Viaggi e altri viaggi
Lo scrittore Antonio Tabucchi si è spento oggi 25 marzo nell’amata Lisbona. “Il viaggio trova senso solo in se stesso, nell’essere viaggio… è come la nostra esistenza il cui senso principale è l’essere vissuta”, scriveva in “Viaggi e altri Viaggi” pubblicato nel 2010. E lui certo aveva vissuto, aveva letto e scritto e viaggiato e amato. Per ricordarlo ripubblico la recensione a questo suo libro con l’invito a leggerlo o a rileggerlo.
Antonio Tabucchi “Viaggi e altri viaggi”, Feltrinelli 2010 – Ean 9788807018220
C’è chi scrive per viaggiare e chi viaggia per scrivere. Non è questo il caso di Antonio Tabucchi. I viaggi raccolti nel suo ultimo libro sono tessere di quel puzzle che è il suo mondo e il suo cammino esistenziale, ma nessuno è stato fatto, come invece avviene per tanti altri scrittori di mestiere, con l’intenzione di trasformarlo poi in letteratura di viaggio. Tabucchi semplicemente viaggia per viaggiare. E scrive per scrivere. E vive per vivere. Perché “Il viaggio trova senso solo in se stesso, nell’essere viaggio… è come la nostra esistenza il cui senso principale è l’essere vissuta”, scrive nell’intensa nota introduttiva.

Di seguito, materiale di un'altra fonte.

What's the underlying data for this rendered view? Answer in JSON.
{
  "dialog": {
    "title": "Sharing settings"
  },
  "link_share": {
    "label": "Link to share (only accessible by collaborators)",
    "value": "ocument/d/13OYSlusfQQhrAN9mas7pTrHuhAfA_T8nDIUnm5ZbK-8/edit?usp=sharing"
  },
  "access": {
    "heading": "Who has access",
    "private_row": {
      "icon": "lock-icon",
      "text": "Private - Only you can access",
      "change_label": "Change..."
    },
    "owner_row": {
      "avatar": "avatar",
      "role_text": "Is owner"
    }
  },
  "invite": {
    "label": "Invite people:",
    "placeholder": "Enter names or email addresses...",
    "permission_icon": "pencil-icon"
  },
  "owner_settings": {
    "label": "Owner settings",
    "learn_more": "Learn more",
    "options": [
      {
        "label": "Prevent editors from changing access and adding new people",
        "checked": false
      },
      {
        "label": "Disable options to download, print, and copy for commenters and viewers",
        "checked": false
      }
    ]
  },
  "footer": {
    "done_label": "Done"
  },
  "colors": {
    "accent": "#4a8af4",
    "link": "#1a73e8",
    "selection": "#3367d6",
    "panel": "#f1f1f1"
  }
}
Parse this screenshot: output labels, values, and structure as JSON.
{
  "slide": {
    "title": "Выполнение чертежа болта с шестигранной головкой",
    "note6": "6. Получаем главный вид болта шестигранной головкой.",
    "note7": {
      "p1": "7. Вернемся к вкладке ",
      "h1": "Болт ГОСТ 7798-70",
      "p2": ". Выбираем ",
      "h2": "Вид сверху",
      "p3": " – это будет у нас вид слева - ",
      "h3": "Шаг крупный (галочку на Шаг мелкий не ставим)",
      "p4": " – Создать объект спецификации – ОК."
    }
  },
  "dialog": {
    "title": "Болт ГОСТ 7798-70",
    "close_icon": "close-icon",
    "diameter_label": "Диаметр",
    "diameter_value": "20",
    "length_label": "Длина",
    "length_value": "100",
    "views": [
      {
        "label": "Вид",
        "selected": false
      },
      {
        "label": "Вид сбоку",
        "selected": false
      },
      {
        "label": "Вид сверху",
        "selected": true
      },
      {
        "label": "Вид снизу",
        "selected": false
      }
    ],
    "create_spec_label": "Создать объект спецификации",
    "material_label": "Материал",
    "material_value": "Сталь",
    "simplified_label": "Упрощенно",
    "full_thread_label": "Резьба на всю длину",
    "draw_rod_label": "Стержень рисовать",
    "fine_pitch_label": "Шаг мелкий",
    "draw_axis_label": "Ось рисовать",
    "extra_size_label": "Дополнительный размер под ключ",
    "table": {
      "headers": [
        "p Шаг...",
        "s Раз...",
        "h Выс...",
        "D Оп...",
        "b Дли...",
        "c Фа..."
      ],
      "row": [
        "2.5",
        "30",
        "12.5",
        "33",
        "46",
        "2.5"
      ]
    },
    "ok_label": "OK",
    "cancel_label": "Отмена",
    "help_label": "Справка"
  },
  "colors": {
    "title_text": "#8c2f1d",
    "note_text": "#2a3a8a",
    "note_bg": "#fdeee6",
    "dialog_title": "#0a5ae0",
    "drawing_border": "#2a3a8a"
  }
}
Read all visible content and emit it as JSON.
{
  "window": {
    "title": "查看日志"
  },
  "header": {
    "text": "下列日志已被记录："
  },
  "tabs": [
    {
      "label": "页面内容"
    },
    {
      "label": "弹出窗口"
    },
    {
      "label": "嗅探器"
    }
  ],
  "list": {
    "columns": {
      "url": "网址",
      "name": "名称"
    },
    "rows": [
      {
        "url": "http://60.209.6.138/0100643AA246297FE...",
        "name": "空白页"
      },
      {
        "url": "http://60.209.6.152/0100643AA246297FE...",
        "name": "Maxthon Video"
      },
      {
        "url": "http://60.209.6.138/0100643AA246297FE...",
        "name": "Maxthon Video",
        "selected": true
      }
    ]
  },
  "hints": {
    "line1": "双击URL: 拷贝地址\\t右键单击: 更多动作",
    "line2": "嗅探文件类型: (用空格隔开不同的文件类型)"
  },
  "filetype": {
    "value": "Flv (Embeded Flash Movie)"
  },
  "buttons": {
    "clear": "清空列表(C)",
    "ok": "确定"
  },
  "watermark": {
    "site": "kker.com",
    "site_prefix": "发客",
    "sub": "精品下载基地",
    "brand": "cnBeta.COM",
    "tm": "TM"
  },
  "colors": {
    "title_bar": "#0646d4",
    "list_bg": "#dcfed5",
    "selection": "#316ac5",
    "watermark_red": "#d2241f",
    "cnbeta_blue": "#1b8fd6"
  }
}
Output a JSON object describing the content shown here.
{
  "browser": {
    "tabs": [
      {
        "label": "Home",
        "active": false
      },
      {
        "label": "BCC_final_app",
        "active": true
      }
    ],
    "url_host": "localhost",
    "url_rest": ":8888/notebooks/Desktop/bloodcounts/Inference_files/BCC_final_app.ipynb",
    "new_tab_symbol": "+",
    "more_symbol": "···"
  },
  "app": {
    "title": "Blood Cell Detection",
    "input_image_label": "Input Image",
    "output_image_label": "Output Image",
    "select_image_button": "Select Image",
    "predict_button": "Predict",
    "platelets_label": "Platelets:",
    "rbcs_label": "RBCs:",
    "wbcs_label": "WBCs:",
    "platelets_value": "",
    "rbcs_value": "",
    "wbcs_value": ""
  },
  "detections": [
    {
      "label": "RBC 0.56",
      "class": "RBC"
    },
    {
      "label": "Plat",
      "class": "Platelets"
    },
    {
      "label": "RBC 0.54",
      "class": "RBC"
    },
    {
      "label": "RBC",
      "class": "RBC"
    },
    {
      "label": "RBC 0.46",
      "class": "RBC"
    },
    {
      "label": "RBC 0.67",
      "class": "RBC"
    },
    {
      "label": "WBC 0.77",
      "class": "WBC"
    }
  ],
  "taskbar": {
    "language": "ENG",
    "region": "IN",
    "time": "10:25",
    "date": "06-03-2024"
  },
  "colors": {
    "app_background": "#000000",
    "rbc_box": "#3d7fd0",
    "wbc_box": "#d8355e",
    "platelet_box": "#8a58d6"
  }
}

Il libro racconta di luoghi cui Tabucchi sente di appartenere, come la sua Toscana e l’amato Portogallo e di altri come Parigi che, ancora ragazzo, gli hanno dischiuso le porte del mondo. Racconta di altrove vicini e lontani, l’Europa e New York, Buenos Aires e Kyoto e poi l’Egitto, l’India, l’Estremo Oriente, l’Australia e il Messico… “Viaggi ed altri viaggi” è un invito a partire, ma non facendo leva sulla curiosità del lettore per improbabili ed esotici altrove, bensì scoprendo il diverso nel familiare. Racconta di città e paesi, geografie dell’anima che ci guidano dentro il senso del viaggio. Il suo sguardo si nutre di sensibilità e di letture, di ricordi e di incontri, di luoghi e di persone. Tappa dopo tappa ci insegna a osservare, a vedere, a trovare. Tabucchi ha viaggiato molto, e questo, lo ammette, è “un grande privilegio, perché posare i piedi sul medesimo suolo per tutta la vita può provocare un pericoloso equivoco, farci credere che quella terra ci appartenga”. Tanti luoghi visitati, rivisitati e vissuti gli hanno fatto capire che la terra, come tutto nella vita, ci è data solo in prestito e a tempo determinato. Ma i suoi viaggi gli hanno fatto anche scoprire “insieme alla bellezza, la diversità del mondo … Non è vero che il mondo è piccolo. Non è neppure vero che è un villaggio globale, come pretendono i mass media. Il mondo è grande e diverso. Per questo è bello: perché è grande e diverso, ed è impossibile conoscerlo tutto”. All’autore non basta il luogo dove è nato o dove è vissuto. Gli è necessario il mondo per andare alla scoperta di sé attraverso l’altro. Che è poi il senso più profondo del viaggiare.